On Martin Luther King Day, I reconnected with some of my old friends from a crazy, drug-laced era of my life. I still have no problem abusing controlled substances where and when I feel like it, but I’m very low-key and almost always sober these days (…have been for a few years, now that I think about it). I’ve always found the idea of addiction as a problem to be somewhat baffling, because I’ve always made a choice in the present moment to do whatever I was going to do (or not do). Anyways…
A few days before this little reunion at about 3:30 AM, just after throwing back a few swigs of peppermint snaps and going outside to smoke a cigarette, I ran into a guy I used to hang out with all the time – as far back as my sophomore year in high school – and after telling me he’d lost his truck and had walked in a drunken stupor for miles in the middle of the night to get home (a few blocks from where I live), he told me I’ve been missed and that I should call up my (former?) best buddy the following day. I ended up doing just that, and met up with a ton of people I hadn’t seen in two or three years, one of which was going on a beer run just as I was showing up and took my ‘order’ for a 12-pack of Paps.

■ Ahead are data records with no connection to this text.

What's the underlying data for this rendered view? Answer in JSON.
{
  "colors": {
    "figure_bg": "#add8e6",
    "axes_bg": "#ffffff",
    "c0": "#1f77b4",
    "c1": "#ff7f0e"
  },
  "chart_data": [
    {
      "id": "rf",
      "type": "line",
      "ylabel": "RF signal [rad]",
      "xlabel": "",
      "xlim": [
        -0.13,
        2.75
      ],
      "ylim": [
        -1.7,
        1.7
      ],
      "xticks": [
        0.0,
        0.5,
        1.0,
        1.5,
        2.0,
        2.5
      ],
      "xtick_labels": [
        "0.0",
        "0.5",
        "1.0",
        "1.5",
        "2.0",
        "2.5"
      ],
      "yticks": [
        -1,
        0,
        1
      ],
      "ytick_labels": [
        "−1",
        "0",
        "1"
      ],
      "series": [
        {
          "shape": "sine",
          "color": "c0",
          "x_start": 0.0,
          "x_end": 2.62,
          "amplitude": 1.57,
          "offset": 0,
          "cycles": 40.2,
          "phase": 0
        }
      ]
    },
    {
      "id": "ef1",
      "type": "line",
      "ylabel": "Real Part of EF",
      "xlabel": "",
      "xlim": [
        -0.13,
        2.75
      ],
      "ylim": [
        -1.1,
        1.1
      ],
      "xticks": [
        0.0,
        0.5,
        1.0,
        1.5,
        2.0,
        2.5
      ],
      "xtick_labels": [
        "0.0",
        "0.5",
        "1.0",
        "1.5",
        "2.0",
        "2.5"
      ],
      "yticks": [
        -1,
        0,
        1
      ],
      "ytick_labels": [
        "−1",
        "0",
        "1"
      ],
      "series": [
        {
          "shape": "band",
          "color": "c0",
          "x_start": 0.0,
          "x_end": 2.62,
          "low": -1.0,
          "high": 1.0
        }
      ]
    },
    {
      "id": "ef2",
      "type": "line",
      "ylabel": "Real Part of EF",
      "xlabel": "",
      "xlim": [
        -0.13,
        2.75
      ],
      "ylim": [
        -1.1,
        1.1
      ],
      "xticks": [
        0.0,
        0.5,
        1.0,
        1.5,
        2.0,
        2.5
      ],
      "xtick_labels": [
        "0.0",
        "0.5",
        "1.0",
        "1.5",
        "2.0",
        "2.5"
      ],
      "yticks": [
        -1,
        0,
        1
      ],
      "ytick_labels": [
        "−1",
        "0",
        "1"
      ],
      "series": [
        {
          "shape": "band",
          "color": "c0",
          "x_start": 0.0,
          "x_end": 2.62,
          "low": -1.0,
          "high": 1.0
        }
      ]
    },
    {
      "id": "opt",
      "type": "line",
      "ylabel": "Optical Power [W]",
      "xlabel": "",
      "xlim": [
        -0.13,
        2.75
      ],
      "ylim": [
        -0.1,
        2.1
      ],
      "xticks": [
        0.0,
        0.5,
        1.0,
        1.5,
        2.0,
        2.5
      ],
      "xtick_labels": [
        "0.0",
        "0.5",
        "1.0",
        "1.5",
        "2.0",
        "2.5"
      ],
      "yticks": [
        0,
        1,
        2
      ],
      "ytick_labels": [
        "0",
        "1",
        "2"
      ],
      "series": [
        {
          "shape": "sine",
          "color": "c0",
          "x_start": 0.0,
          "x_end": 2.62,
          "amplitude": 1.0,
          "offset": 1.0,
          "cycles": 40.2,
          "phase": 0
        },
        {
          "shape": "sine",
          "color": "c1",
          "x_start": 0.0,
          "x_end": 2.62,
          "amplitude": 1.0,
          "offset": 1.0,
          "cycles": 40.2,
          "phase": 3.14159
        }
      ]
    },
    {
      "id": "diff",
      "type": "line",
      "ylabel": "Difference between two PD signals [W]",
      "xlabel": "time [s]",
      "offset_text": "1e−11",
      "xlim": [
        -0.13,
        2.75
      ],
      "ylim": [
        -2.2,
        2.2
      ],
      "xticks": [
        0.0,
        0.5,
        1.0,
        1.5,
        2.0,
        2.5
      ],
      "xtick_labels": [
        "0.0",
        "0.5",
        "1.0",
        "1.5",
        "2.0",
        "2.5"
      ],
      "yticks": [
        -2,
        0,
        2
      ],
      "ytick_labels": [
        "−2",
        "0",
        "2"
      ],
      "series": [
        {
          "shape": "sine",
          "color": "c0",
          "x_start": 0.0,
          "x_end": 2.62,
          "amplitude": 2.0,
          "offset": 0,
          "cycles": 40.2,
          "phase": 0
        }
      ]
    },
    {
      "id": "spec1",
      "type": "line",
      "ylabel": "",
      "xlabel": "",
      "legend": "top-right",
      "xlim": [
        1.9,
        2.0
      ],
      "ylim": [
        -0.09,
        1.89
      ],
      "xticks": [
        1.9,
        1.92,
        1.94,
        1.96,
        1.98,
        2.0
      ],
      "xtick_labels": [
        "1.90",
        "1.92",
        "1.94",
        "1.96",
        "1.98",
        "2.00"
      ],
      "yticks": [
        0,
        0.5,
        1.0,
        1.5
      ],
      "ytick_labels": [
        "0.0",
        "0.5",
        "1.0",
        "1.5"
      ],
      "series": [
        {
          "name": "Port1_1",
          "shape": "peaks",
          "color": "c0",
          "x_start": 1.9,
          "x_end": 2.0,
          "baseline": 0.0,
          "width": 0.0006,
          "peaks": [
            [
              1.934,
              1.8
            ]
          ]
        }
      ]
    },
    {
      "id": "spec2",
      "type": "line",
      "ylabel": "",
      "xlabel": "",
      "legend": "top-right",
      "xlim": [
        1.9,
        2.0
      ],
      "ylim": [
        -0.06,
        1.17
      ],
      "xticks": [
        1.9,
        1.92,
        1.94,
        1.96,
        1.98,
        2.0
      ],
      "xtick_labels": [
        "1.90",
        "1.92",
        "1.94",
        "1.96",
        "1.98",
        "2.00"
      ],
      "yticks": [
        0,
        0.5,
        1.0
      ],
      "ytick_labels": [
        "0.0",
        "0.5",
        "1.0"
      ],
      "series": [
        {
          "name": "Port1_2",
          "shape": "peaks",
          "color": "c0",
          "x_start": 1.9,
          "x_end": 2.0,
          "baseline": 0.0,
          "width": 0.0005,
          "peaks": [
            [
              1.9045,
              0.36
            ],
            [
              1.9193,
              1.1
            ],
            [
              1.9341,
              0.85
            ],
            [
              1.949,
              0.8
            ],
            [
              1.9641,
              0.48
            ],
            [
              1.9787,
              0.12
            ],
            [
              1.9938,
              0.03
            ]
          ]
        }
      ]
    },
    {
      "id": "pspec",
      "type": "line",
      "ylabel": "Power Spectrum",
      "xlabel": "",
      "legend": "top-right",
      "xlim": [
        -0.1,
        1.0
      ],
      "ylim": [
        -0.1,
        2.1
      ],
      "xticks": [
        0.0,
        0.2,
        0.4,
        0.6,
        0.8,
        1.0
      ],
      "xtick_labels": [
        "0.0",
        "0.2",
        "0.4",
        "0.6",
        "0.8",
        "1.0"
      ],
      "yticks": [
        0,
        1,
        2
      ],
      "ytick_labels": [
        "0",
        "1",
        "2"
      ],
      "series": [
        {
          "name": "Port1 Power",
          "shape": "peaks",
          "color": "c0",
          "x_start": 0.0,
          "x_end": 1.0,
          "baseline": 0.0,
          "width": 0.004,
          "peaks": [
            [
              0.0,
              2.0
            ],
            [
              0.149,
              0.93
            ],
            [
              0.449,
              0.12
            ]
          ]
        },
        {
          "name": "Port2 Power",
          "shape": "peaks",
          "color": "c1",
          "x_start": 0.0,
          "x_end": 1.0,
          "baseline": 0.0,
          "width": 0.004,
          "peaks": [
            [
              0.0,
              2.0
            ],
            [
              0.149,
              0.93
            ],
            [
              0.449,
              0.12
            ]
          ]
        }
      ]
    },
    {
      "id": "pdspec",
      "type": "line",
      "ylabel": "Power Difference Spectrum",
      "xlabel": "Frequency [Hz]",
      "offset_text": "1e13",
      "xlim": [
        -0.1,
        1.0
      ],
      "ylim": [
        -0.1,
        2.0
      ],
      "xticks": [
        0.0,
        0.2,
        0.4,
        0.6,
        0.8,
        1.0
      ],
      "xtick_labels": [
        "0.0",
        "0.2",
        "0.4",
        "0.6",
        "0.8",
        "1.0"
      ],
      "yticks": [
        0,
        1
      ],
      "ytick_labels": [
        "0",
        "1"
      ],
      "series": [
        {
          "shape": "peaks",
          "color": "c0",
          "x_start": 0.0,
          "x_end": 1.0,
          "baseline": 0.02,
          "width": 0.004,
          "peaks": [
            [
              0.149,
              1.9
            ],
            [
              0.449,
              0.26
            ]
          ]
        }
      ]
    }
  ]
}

As is almost inevitable with things like this, we all got to reminiscing about some of the crazy shit we’d done and the memorable times we had. And we got to drinking (among other things), which I hadn’t done very heavily in quite a while. Talking with one of the guys a few days after that, I shared this observation: I know how to get nice and fucked up without becoming nonfunctional or unable to find my way home on foot, and the reason I know how to do this is because I’ve gone so far over the edge, in so many different ways, all I could do was crash out at whatever house I happened to be at on a given night. I know where the edge is, because I’ve been over it… way over. With that kind of experience, if I don’t want to go over I seem perfectly able to walk on it without much fear of slipping over.
“The edge, there is no honest way to explain it because the only people who really know where it is are the ones who have gone over.”